The colloquium was presented by language and literature professors, Clare Callahan and Amie Reilly, along with history professors, Kelly Marino and Jennifer McLaughlin.
Marino started off the colloquium with her own presentation, giving context on the time period during and right before the fire.
One of the largest clothing factories in the early 1900’s was The Triangle Shirtwaist Factory. According to Merriam-Webster, a shirtwaist is “a woman’s tailored garment (such as a blouse or dress) with details copied from men’s shirts.”
According to Smithsonian Magazine, on March 25, 1911, “a fire broke out in a garment factory near Washington Square in New York City’s Greenwich Village. Within minutes, the entire eighth floor of the ten-story tower was full of flames.”
Due to locked doors and a collapsed fire escape 146 workers, mainly immigrant girls and young women, were killed in the fire. Before the terrorist attacks on the World Trade Center, 90 years later, The Triangle Shirtwaist Factory fire was the deadliest workplace disaster in New York.
“Leading up to the fire there were so many complaints from the employees about the unsanitary working conditions within the factory, many dehumanizing to the women working there,” said Marino.
“I found it to be very alarming and unsettling that the workers had to risk their lives every time they went to work, and put themselves in danger just to end up only making as little as $2 a day,” said freshman Amanda Palma.
The conditions led women to go on strike, asking for better conditions and more pay for their long working hours.
“This week’s SHU presentation allowed me to see the story through another lens,” said fashion Prof. Ellen Gang. “Not only did I learn about more of the indignities which the factory workers endured, but I learned about ‘The Mink Brigade’ of socialites and upper-class suffragettes who demanded and generated attention for the factory workers on strike prior to the fire. The women on strike were viewed as streetwalkers–considered unladylike–hysterical, and out of control.”

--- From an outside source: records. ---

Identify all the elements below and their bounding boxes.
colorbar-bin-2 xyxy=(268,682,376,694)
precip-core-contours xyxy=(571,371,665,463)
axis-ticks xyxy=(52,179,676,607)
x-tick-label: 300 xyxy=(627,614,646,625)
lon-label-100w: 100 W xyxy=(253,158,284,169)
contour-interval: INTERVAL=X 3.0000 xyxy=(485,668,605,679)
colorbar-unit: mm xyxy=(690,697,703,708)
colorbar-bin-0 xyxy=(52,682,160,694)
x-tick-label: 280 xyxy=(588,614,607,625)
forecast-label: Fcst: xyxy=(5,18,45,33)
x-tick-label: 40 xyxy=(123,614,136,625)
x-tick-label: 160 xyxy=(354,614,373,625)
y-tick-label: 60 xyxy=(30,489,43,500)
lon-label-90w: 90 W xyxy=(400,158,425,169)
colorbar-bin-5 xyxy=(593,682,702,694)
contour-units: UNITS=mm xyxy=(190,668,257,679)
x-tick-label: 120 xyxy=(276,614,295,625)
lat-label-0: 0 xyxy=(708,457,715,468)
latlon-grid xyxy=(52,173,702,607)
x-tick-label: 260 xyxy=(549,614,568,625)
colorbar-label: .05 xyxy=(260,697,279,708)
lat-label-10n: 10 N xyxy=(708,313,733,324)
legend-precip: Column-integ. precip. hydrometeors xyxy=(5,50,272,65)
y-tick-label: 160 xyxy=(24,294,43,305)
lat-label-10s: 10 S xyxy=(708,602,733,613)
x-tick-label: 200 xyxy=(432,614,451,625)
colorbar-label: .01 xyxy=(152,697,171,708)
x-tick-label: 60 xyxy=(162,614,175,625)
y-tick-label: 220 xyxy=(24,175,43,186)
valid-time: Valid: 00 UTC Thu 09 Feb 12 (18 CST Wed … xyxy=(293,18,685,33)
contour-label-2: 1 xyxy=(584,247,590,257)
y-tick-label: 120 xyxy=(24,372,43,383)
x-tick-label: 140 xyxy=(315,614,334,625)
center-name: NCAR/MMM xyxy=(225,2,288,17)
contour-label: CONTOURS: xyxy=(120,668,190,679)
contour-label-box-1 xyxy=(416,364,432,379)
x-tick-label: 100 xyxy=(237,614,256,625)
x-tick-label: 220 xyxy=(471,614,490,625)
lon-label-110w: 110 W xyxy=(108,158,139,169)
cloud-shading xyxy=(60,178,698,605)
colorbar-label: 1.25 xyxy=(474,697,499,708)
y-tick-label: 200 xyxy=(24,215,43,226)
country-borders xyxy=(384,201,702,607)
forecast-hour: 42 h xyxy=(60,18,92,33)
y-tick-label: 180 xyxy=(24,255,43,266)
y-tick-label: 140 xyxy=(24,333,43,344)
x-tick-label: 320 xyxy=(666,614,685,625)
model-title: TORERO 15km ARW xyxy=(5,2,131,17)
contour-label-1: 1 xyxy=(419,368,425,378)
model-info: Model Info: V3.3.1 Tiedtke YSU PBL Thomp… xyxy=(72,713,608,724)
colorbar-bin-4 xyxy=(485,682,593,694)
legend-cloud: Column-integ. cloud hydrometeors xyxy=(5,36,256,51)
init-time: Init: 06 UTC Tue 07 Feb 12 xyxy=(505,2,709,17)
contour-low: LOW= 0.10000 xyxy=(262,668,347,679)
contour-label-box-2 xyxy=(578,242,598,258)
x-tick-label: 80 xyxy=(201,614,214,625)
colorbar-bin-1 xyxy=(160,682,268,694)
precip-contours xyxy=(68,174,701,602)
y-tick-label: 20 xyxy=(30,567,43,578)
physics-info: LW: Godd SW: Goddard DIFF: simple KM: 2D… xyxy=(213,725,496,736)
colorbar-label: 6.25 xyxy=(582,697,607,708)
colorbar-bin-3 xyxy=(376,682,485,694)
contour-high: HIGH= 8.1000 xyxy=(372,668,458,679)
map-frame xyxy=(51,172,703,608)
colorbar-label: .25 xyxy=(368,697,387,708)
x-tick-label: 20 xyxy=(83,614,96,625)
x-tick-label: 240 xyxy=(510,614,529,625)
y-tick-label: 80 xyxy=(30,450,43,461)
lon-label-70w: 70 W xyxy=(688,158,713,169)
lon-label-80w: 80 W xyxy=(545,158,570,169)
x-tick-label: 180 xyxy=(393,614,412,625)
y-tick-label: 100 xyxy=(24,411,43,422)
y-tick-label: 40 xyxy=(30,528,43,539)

McLaughlin began speaking from her own presentation which detailed the fire itself, how the fireman in the city responded and the news coverage that took place after the event.
Callahan then presented her own presentation focusing specifically on archival materials including court transcripts, newspaper clippings and photographs.
“We’re going to explore the space in which women fought to be political actors,” said Callahan.
Callahan also detailed accounts from survivors, and said that many women survived only because they decided to leave a few minutes early; a defiant and fireable offense where they worked.
Lastly, Reilly read aloud a poem entitled “Shirt” by Robert Pinsky. Reilly also covered the poem “Sisters In The Flames” by Carol Tarlen.
Reilly commented that when men write about The Triangle Shirtwaist Factory fire they tend to detail the event with the main perspective on the clothing and the physical factory. However, when women poets write about the fire, they use their writing to project their anger towards the injustice the women faced.
“Perhaps it is expected that those of us who are involved in fashion or have worked in the garment industry in NYC would remember and pay homage to the workers of the Triangle Shirtwaist fire because they paved the way for better working conditions for generations to come,” said Gang. “However, the story is about much more than that. It is about fairness, equality, the perception of women, and human dignity, and it is moving to see that the story is reaching a wider audience. It’s a story to be remembered by all.”